Po dojeździe stwierdzono, że pożarem objęte jest piętro oraz poddasze drewnianego budynku mieszkalnego, a wewnątrz nikt nie przebywa. W pierwszej fazie podano prądy wody na otwarte płomienie, po ich przygaszeniu wprowadzono do środka ratowników w aparatach ODO, w tym po drabinach, przeszukano wnętrze budynku, wyniesiono 3 butle z gazem które następnie schłodzono. Na miejsce wezwano pogotowie energetyczne, które odłączyło zasilanie do budynku. Po opanowaniu pożaru przystąpiono do prac rozbiórkowych celem lokalizacji wszystkich zarzewi ognia. Łącznie podano 7 prądów wody (3 z zewnątrz, 3 do środka, 1 do schładzania butli z gazem), wszystkie z naszego samochodu GCBARt. Do działań zadysponowano 15 zastępów (KP PSP i JRG Zakopane, OSP Kościelisko, Witów, Dzianisz Górny, Dzianisz Dolny, Olcza i Nowe Bystre), na miejscu byli także obecni komendant powiatowy PSP w Zakopanem oraz wójt gminy Kościelisko Roman Krupa.

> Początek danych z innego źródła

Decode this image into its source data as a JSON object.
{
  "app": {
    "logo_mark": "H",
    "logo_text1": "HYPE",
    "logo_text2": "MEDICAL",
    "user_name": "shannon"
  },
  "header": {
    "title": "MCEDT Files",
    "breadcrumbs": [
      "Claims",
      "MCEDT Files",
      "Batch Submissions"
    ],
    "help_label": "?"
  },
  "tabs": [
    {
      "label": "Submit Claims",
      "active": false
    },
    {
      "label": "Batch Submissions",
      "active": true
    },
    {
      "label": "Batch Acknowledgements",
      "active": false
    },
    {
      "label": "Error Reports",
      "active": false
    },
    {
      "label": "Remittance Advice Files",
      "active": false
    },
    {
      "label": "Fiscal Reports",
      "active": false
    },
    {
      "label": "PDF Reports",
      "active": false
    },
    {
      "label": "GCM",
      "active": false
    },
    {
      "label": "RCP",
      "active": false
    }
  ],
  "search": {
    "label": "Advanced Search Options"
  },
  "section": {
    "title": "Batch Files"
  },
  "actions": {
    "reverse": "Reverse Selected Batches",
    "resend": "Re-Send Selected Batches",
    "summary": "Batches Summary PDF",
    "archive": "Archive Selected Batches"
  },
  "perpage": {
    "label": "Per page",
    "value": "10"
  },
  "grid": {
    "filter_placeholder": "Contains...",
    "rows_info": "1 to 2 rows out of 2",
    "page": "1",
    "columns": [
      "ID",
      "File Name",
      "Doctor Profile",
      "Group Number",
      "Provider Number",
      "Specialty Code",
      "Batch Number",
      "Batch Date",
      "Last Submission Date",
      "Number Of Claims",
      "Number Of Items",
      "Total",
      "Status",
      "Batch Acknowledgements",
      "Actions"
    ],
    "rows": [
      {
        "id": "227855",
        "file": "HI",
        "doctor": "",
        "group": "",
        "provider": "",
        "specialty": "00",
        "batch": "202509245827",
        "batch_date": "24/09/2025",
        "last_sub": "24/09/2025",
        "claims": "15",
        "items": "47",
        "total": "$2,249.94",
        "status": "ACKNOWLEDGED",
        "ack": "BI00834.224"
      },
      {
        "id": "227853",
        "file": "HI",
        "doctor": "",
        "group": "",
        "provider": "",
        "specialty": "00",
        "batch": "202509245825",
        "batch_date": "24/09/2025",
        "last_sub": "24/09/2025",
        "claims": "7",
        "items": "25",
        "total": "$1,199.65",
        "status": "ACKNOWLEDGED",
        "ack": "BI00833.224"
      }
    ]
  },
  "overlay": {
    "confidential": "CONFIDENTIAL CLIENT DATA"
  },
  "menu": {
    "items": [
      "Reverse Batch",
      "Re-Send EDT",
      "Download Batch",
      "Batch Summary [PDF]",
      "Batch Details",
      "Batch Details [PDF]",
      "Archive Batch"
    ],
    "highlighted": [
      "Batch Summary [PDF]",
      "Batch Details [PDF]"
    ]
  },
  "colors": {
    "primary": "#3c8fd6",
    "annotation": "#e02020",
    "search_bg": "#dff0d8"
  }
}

Największym problemem z jakim musieliśmy się zmierzyć, było zachowanie ciągłości podawania wody, ze względu na usytuowanie budynku. Budynek znajdował się w trudno dostępnym terenie, w lesie na jednym ze zboczy Gubałówki, dodatkowo prowadziła do niego wąska gruntowa droga, uniemożliwiająca jakiekolwiek manewrowanie pojazdami pożarniczymi. W związku z tym pod sam dom dojechał jedynie nasz zastęp GCBARt Scania, natomiast kolejne dojeżdżające samochody ustawiały się już w większych odstępach aby tworzyć linie zasilającą przez las, aż do skrzyżowania z ul. Królewską, gdzie możliwości manewrowe były już większe. Do tego miejsca wodę natomiast dowożono spod kościoła, gdzie znajdują się hydranty o dobrej wydajności. Dodatkowo na ul. Królewskiej przy zbiorniku przeciwpożarowym w gotowości czekał przygotowany punkt czerpania wody, jednak jego użycie nie było konieczne. Zastosowany system mieszany (dowożenie+przetłaczanie) okazał się na tyle wydajny, że przez cały czas trwania akcji zachowano ciągłość podawania 7 prądów gaśniczych.